This application is a serverless application pipeline that does the following:
- Take a video as an input
- Translate the text into a different language
- Add subtitles in the different language
- Generate an AI based voice to dub the video with
- Create a new version of the video with the subtitles and voice spoken in a different language
The application uses the following AWS services
- Amazon S3
- Amazon Lambda
- Amzon Transcribe
- Amazon Translate
- Amazon Polly
- Amazon Media Encoder
- StepFunctions
The architecture is as follows:
To trigger the pipeline, copy a video file into a bucket.
The Input file is named based on the original language and the desired translation.
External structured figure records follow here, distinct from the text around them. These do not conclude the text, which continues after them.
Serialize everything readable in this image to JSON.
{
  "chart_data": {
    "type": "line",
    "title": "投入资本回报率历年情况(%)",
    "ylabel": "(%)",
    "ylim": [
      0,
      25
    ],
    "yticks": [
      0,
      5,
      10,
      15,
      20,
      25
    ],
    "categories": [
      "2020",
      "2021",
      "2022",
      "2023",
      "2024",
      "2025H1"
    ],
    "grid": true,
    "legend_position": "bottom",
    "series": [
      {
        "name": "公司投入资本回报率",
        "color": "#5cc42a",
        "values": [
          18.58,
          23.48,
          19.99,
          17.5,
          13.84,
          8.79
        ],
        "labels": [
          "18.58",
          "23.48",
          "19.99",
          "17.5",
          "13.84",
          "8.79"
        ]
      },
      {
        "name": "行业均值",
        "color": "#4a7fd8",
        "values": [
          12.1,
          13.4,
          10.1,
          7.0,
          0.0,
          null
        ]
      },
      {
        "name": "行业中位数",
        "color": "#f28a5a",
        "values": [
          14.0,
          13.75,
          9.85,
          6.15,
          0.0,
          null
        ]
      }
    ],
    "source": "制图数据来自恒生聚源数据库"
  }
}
So in this case, the original is en-US and you want it in Spanish eg.
myvideo__en-US__es.mp4
This upload triggers the first Lambda called LambdaTranscribe which transcribes the video and places a JSON output into a bucket called transcribe.json.conygre.com with the filename:
timestamp
myvideo__en-US__es.json
This JSON which contains the transcribed text then needs to be converted into a subtitles file, and then translated.
This is done by the second Lambda ConvertTranscribeToSubtitle. It creates two files:
<timestamp>myvideo__en-US__es_original.srt
<timestamp>myvideo__en-US__es_translated.srt
These files are placed into the next bucket transcribe.srt.conygre.com
The SRT files need to be converted into SSML files. This is done by the third Lambda ConvertSubtitleToSSML. This creates file with the name:
<timestamp>myvideo__en-US__es_translated.ssml
Note that it is written to ignore files with the word 'original' in them since they will not require an audio file
The file is placed into the bucket transcribe.ssml.conygre.com
An audio file is then created based on the SSML file for the translated SSML.
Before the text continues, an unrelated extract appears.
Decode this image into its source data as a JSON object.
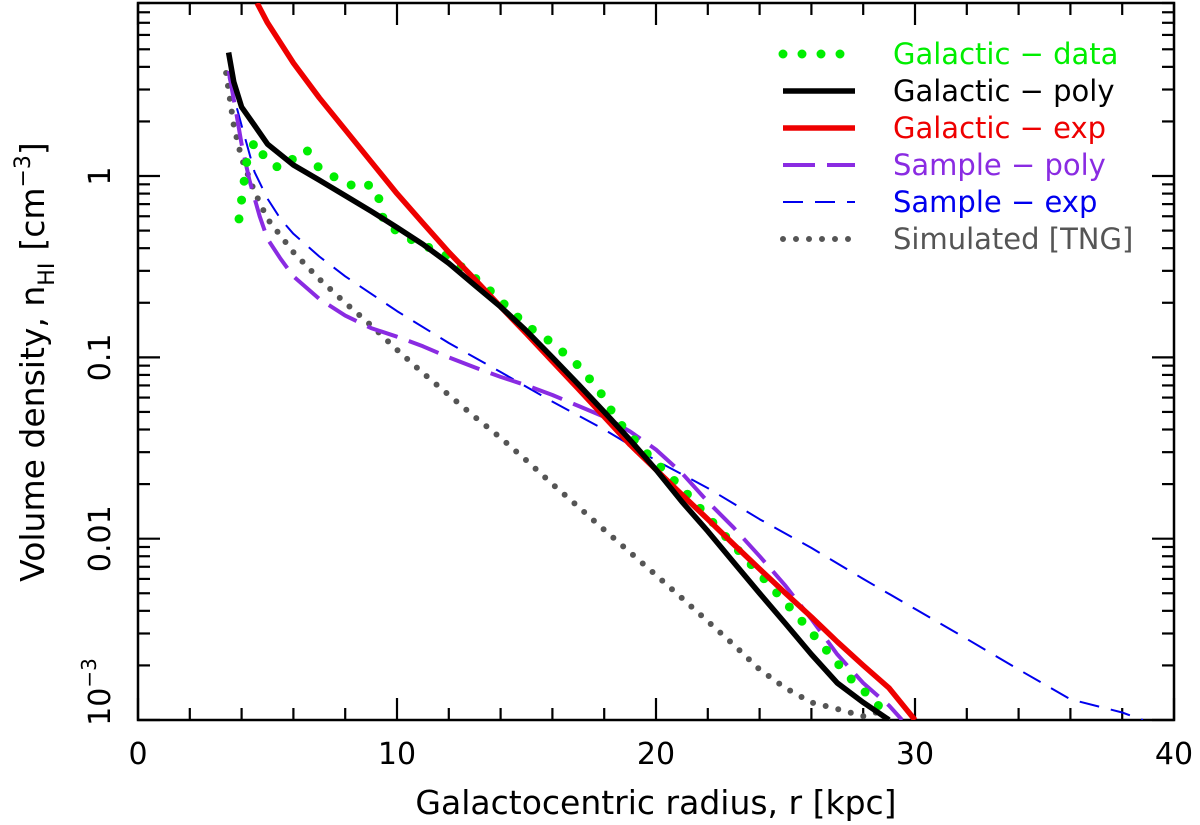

This is done by the fourth Lambda called SSMLToAudio. It takes the SSML and runs Amazon Polly to create an audio file. The audio file has the name
<timestamp>myvideo__en-US__de_translated<pollyJobId>
The fifth and final Lambda then runs to run a MediaConvert job using all the files created already.
The entire flow is coordinated using Step Functions. You can see the flow here:
There is finally an HTML file called testmedia.html that can be used to display the finished media in a Web page. This can be edited for your final output.